The emerging picture is one of significant institutional corruption in the Trenton Democratic machine — and astonishing complicity from the press, self-appointed guardians of the public’s “right to know,” which failed to press the questions, pursue the issues, make public what was, so we are now being told over and over, widely known.
In fact, it now seems “everybody” knew about McGreevey’s extramarital romantic interest — that is, everybody who is anybody, though not necessarily anybody who is nobody.
“Everybody” knew that the New Jersey Homeland Security Adviser was a non-U.S. citizen with no evident qualifications for his post other than McGreevey’s personal interest in him — an arrangement that has been likened to President Clinton putting Monica Lewinsky in charge of the CIA. “Everybody” knew, though of course I never heard.
While it is not yet clear whether “everybody” knew or knows if the relationship was “consensual,” as McGreevey claims, or if as Golan Cipel claims McGreevey used his authority to intimidate and harass him as a subordinate. (On the surface, Cipel’s claim seems problematic: After all, Cipel only got the job in the first place because of McGreevey’s interest.
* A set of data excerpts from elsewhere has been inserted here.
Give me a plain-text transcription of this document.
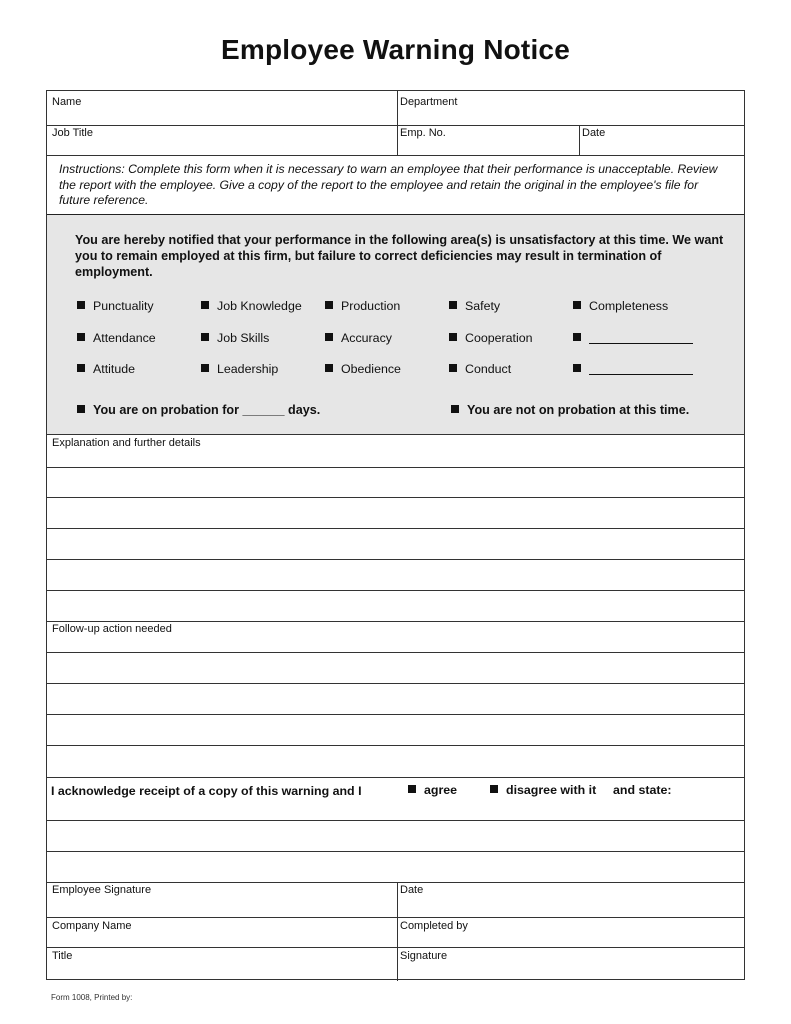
Employee Warning Notice
Name	Department
Job Title	Emp. No.	Date
Instructions: Complete this form when it is necessary to warn an employee that their performance is unacceptable. Review the report with the employee. Give a copy of the report to the employee and retain the original in the employee's file for future reference.
You are hereby notified that your performance in the following area(s) is unsatisfactory at this time. We want you to remain employed at this firm, but failure to correct deficiencies may result in termination of employment.
Punctuality	Job Knowledge	Production	Safety	Completeness
Attendance	Job Skills	Accuracy	Cooperation
Attitude	Leadership	Obedience	Conduct
You are on probation for ______ days.	You are not on probation at this time.
Explanation and further details
Follow-up action needed
I acknowledge receipt of a copy of this warning and I	agree	disagree with it and state:
Employee Signature	Date
Company Name	Completed by
Title	Signature
Form 1008, Printed by:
At least Monica Lewinsky was actually qualified to be an intern.)
I now read on Drudge that reporters questioned McGreevey on several occasions whether he was gay and whether he was having an affair with Golan Cipel — questions he dismissed as “ridiculous.” Apparently, the reporters let him get away with that dismissive answer. No reporting McGreevey’s denials, no reporting on the information that led them to ask the questions in the first place. No stories printed, no items broadcast.
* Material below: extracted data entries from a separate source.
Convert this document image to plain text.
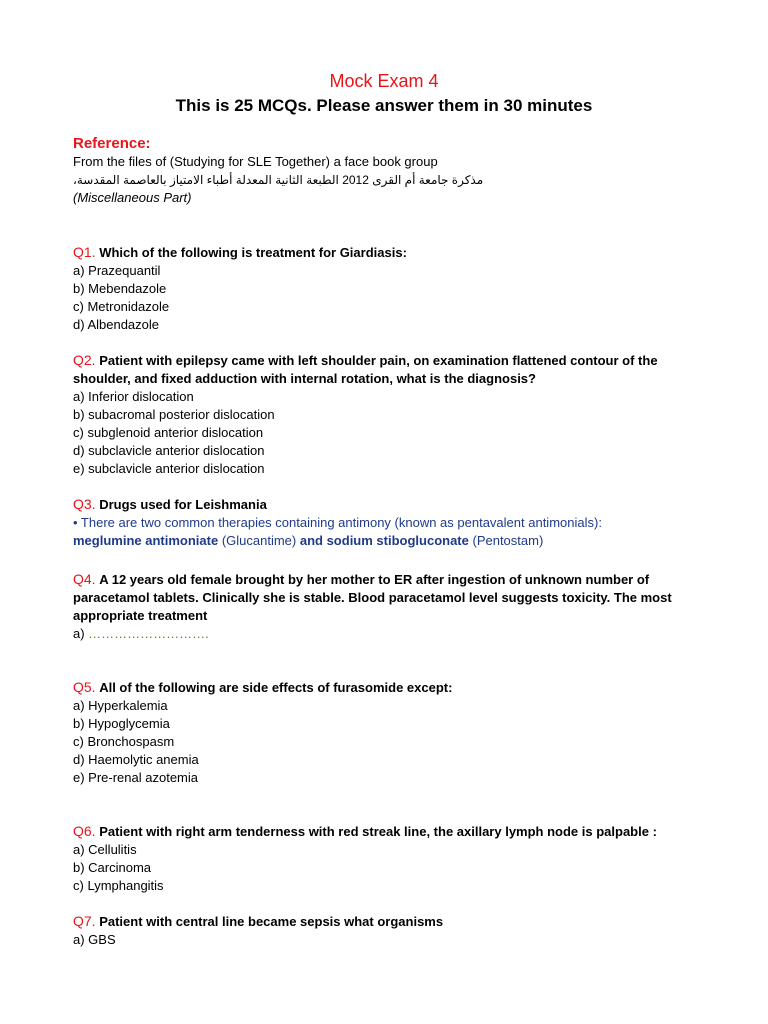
Mock Exam 4
This is 25 MCQs. Please answer them in 30 minutes
Reference:
From the files of (Studying for SLE Together) a face book group
مذكرة جامعة أم القرى 2012 الطبعة الثانية المعدلة أطباء الامتياز بالعاصمة المقدسة،
(Miscellaneous Part)
Q1. Which of the following is treatment for Giardiasis:
a) Prazequantil
b) Mebendazole
c) Metronidazole
d) Albendazole
Q2. Patient with epilepsy came with left shoulder pain, on examination flattened contour of the
shoulder, and fixed adduction with internal rotation, what is the diagnosis?
a) Inferior dislocation
b) subacromal posterior dislocation
c) subglenoid anterior dislocation
d) subclavicle anterior dislocation
e) subclavicle anterior dislocation
Q3. Drugs used for Leishmania
• There are two common therapies containing antimony (known as pentavalent antimonials):
meglumine antimoniate (Glucantime) and sodium stibogluconate (Pentostam)
Q4. A 12 years old female brought by her mother to ER after ingestion of unknown number of
paracetamol tablets. Clinically she is stable. Blood paracetamol level suggests toxicity. The most
appropriate treatment
a) ……………………….
Q5. All of the following are side effects of furasomide except:
a) Hyperkalemia
b) Hypoglycemia
c) Bronchospasm
d) Haemolytic anemia
e) Pre-renal azotemia
Q6. Patient with right arm tenderness with red streak line, the axillary lymph node is palpable :
a) Cellulitis
b) Carcinoma
c) Lymphangitis
Q7. Patient with central line became sepsis what organisms
a) GBS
Apparently, the possibility that New Jersey taxpayers were bankrolling the governor’s sexual identity experimentation — and that the security of the state was being looked after by a poet and former lieutenant in the Israeli Navy with no security experience — was not deemed worth reporting. Eventually Cipel’s lack of qualifications did become an issue — but only because the FBI cited his problematic status as the basis for their refusal to share information with him.
The American press may be biased, but it’s supposed to love a good scandal, and its distinct lack of interest in pursuing this one is disheartening, to say the least. (I heard one reporter in an interview comment that he along with other members of the press had been slow to tackle the story for fear of accusations of homophobia.) And of course the Democratic machine in Trenton had more than suspicions. They had to know.
So, once again, New Jersey, the home of the Sopranos and Frank Torricelli, makes headlines for its culture of corruption.
It would have been nice if someone in a position to let us know before now had done something about it.